Ihme et al. (1983) described 3 variants of EDS VI: a severe form with skeletal, dermal and ocular manifestations with no hydroxylysine in skin collagen and low lysyl hydroxylase activity in cultured fibroblasts; a clinically similar form with nearly normal hydroxylysine content of skin but low enzyme activity in cultured fibroblasts; and a predominantly ocular form with no biochemical abnormality of skin or cultured fibroblasts.

Sigurdson et al. (1985) reported as a case of type IV EDS a 33-year-old man with colonic perforation. He 'was born with multiple congenital defects, including severe kyphoscoliosis, keratoconus, micrognathia, mild mental retardation, and joint laxity.' He had had bilateral inguinal herniorrhaphies and a corneal transplant for keratoconus. Colonoscopy showed wide-mouthed diverticula throughout the entire transverse and descending colon. Might this be the ocular-scoliotic form of EDS VI, rather than type IV?

Dumic et al. (1998) reported a patient with Nevo syndrome who manifested intrauterine and postpartum overgrowth, accelerated osseous maturation, dolichocephaly, highly arched palate, large and low-set ears, cryptorchidism, delayed neuropsychologic development, hypotonia, edema and contractures of the hands and feet, a single transverse palmar crease, and tapering digits.

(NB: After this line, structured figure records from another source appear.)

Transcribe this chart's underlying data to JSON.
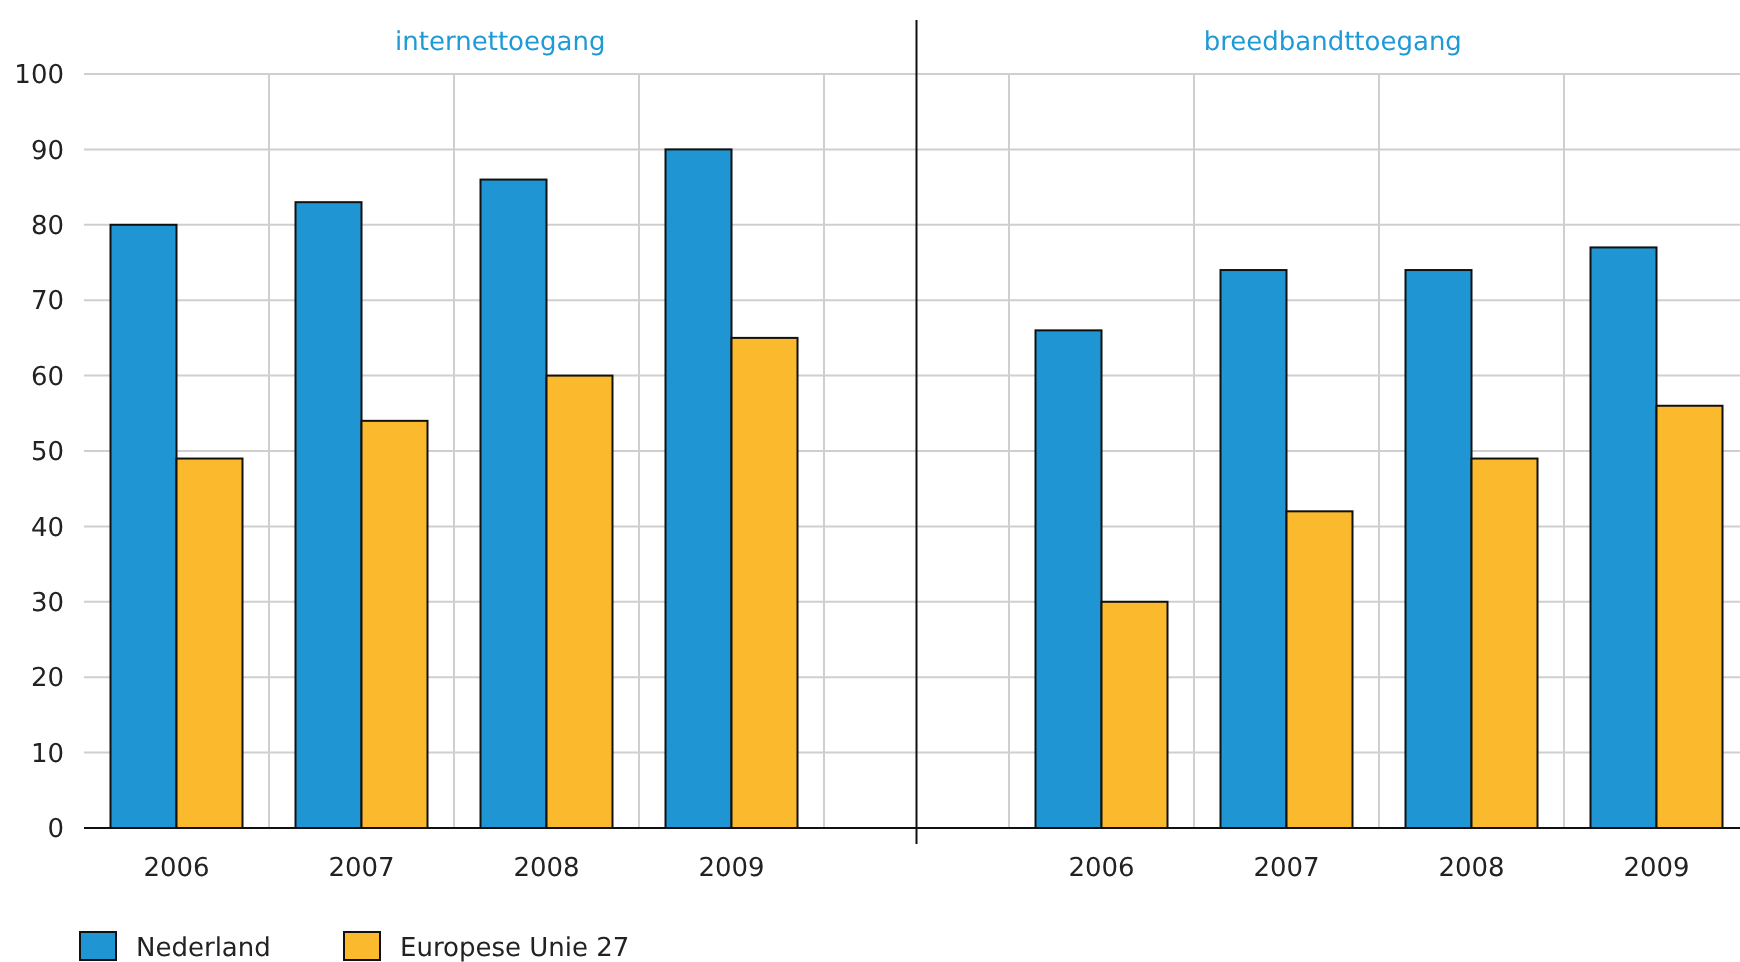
{
  "chart_data": [
    {
      "type": "bar",
      "title": "internettoegang",
      "categories": [
        "2006",
        "2007",
        "2008",
        "2009"
      ],
      "series": [
        {
          "name": "Nederland",
          "color": "#1f96d3",
          "values": [
            80,
            83,
            86,
            90
          ]
        },
        {
          "name": "Europese Unie 27",
          "color": "#fbb92d",
          "values": [
            49,
            54,
            60,
            65
          ]
        }
      ],
      "ylim": [
        0,
        100
      ],
      "yticks": [
        0,
        10,
        20,
        30,
        40,
        50,
        60,
        70,
        80,
        90,
        100
      ],
      "grid": true,
      "legend": "bottom"
    },
    {
      "type": "bar",
      "title": "breedbandttoegang",
      "categories": [
        "2006",
        "2007",
        "2008",
        "2009"
      ],
      "series": [
        {
          "color": "#1f96d3",
          "values": [
            66,
            74,
            74,
            77
          ]
        },
        {
          "color": "#fbb92d",
          "values": [
            30,
            42,
            49,
            56
          ]
        }
      ],
      "ylim": [
        0,
        100
      ],
      "yticks": [
        0,
        10,
        20,
        30,
        40,
        50,
        60,
        70,
        80,
        90,
        100
      ],
      "grid": true,
      "tick_labels": "x"
    }
  ]
}
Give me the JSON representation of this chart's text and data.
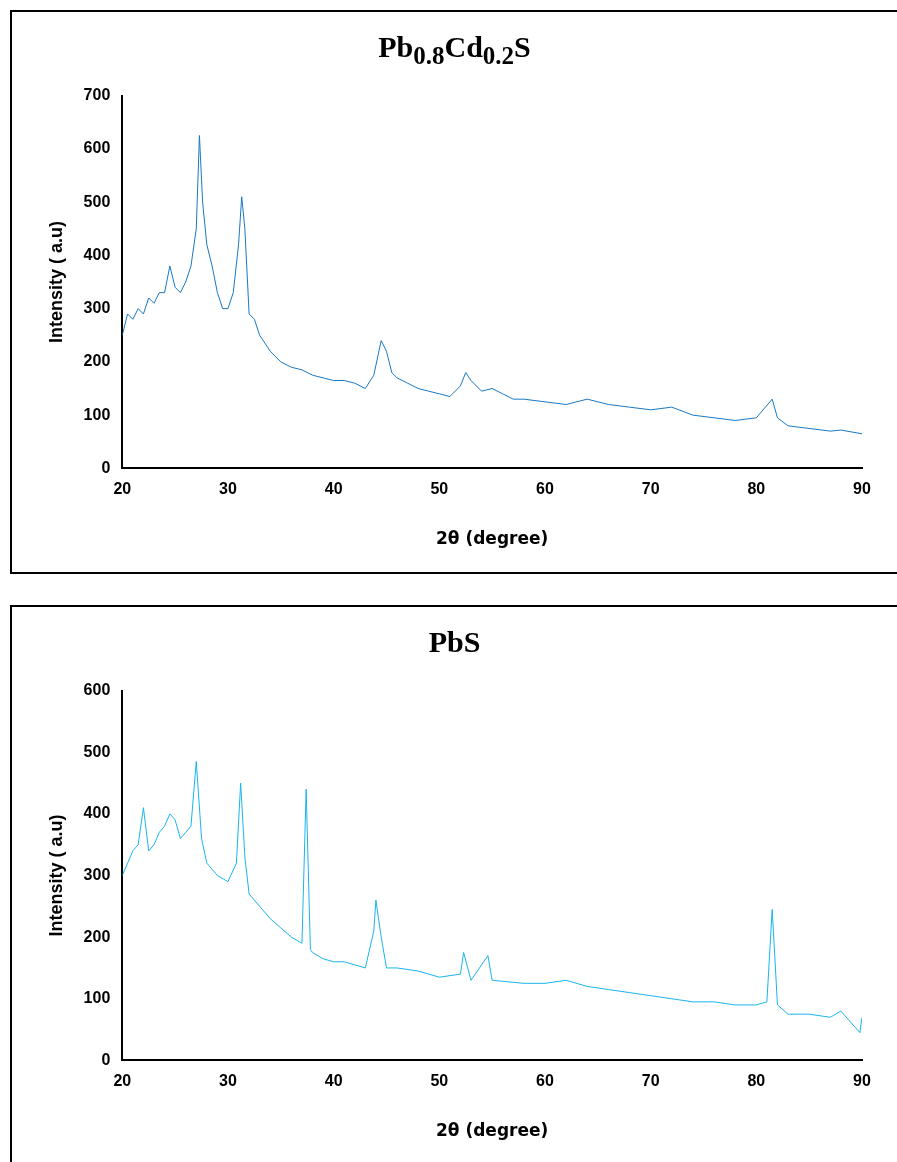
{
  "chart_data": [
    {
      "type": "line",
      "title": "Pb$_{0.8}$Cd$_{0.2}$S",
      "xlabel": "2θ (degree)",
      "ylabel": "Intensity ( a.u)",
      "color": "#1a78c2",
      "marker": "none",
      "xlim": [
        20,
        90
      ],
      "xticks": [
        20,
        30,
        40,
        50,
        60,
        70,
        80,
        90
      ],
      "ylim": [
        0,
        700
      ],
      "yticks": [
        0,
        100,
        200,
        300,
        400,
        500,
        600,
        700
      ],
      "x": [
        20,
        20.5,
        21,
        21.5,
        22,
        22.5,
        23,
        23.5,
        24,
        24.5,
        25,
        25.5,
        26,
        26.5,
        27,
        27.3,
        27.6,
        28,
        28.5,
        29,
        29.5,
        30,
        30.5,
        31,
        31.3,
        31.6,
        32,
        32.5,
        33,
        34,
        35,
        36,
        37,
        38,
        39,
        40,
        41,
        42,
        43,
        43.8,
        44.5,
        45,
        45.5,
        46,
        47,
        48,
        49,
        50,
        51,
        52,
        52.5,
        53,
        54,
        55,
        56,
        57,
        58,
        60,
        62,
        64,
        66,
        68,
        70,
        72,
        74,
        76,
        78,
        80,
        81.5,
        82,
        83,
        85,
        87,
        88,
        90
      ],
      "values": [
        250,
        290,
        280,
        300,
        290,
        320,
        310,
        330,
        330,
        380,
        340,
        330,
        350,
        380,
        450,
        625,
        500,
        420,
        380,
        330,
        300,
        300,
        330,
        420,
        510,
        450,
        290,
        280,
        250,
        220,
        200,
        190,
        185,
        175,
        170,
        165,
        165,
        160,
        150,
        175,
        240,
        220,
        180,
        170,
        160,
        150,
        145,
        140,
        135,
        155,
        180,
        165,
        145,
        150,
        140,
        130,
        130,
        125,
        120,
        130,
        120,
        115,
        110,
        115,
        100,
        95,
        90,
        95,
        130,
        95,
        80,
        75,
        70,
        72,
        65
      ]
    },
    {
      "type": "line",
      "title": "PbS",
      "xlabel": "2θ (degree)",
      "ylabel": "Intensity ( a.u)",
      "color": "#1ab4ee",
      "marker": "none",
      "xlim": [
        20,
        90
      ],
      "xticks": [
        20,
        30,
        40,
        50,
        60,
        70,
        80,
        90
      ],
      "ylim": [
        0,
        600
      ],
      "yticks": [
        0,
        100,
        200,
        300,
        400,
        500,
        600
      ],
      "x": [
        20,
        20.5,
        21,
        21.5,
        22,
        22.5,
        23,
        23.5,
        24,
        24.5,
        25,
        25.5,
        26,
        26.5,
        27,
        27.5,
        28,
        29,
        30,
        30.8,
        31.2,
        31.6,
        32,
        33,
        34,
        35,
        36,
        37,
        37.4,
        37.8,
        38,
        39,
        40,
        41,
        42,
        43,
        43.8,
        44,
        44.5,
        45,
        46,
        48,
        50,
        52,
        52.3,
        53,
        54.6,
        55,
        58,
        60,
        62,
        64,
        66,
        68,
        70,
        72,
        74,
        76,
        78,
        80,
        81,
        81.5,
        82,
        83,
        85,
        87,
        88,
        89.8,
        90
      ],
      "values": [
        300,
        320,
        340,
        350,
        410,
        340,
        350,
        370,
        380,
        400,
        390,
        360,
        370,
        380,
        485,
        360,
        320,
        300,
        290,
        320,
        450,
        330,
        270,
        250,
        230,
        215,
        200,
        190,
        440,
        180,
        175,
        165,
        160,
        160,
        155,
        150,
        210,
        260,
        200,
        150,
        150,
        145,
        135,
        140,
        175,
        130,
        170,
        130,
        125,
        125,
        130,
        120,
        115,
        110,
        105,
        100,
        95,
        95,
        90,
        90,
        95,
        245,
        90,
        75,
        75,
        70,
        80,
        45,
        70
      ]
    }
  ]
}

After meningococcal sepsis at age 6 months, he remained decerebrate. Thereafter, overgrowth and especially weight gain were markedly accelerated until his death at age 18 months, at which time his height was 103 cm and his weight was 23 kg. In addition to low plasma concentrations of growth hormone and insulin-like growth factor, severe insulin resistance was observed. Dumic et al. (1998) presumed that a selective defect in insulin-stimulated glucose uptake, with preservation of anabolic effect, was one of the causes of his 'overgrowth without growth hormone,' at least in the last 12 months of life after severe brain damage.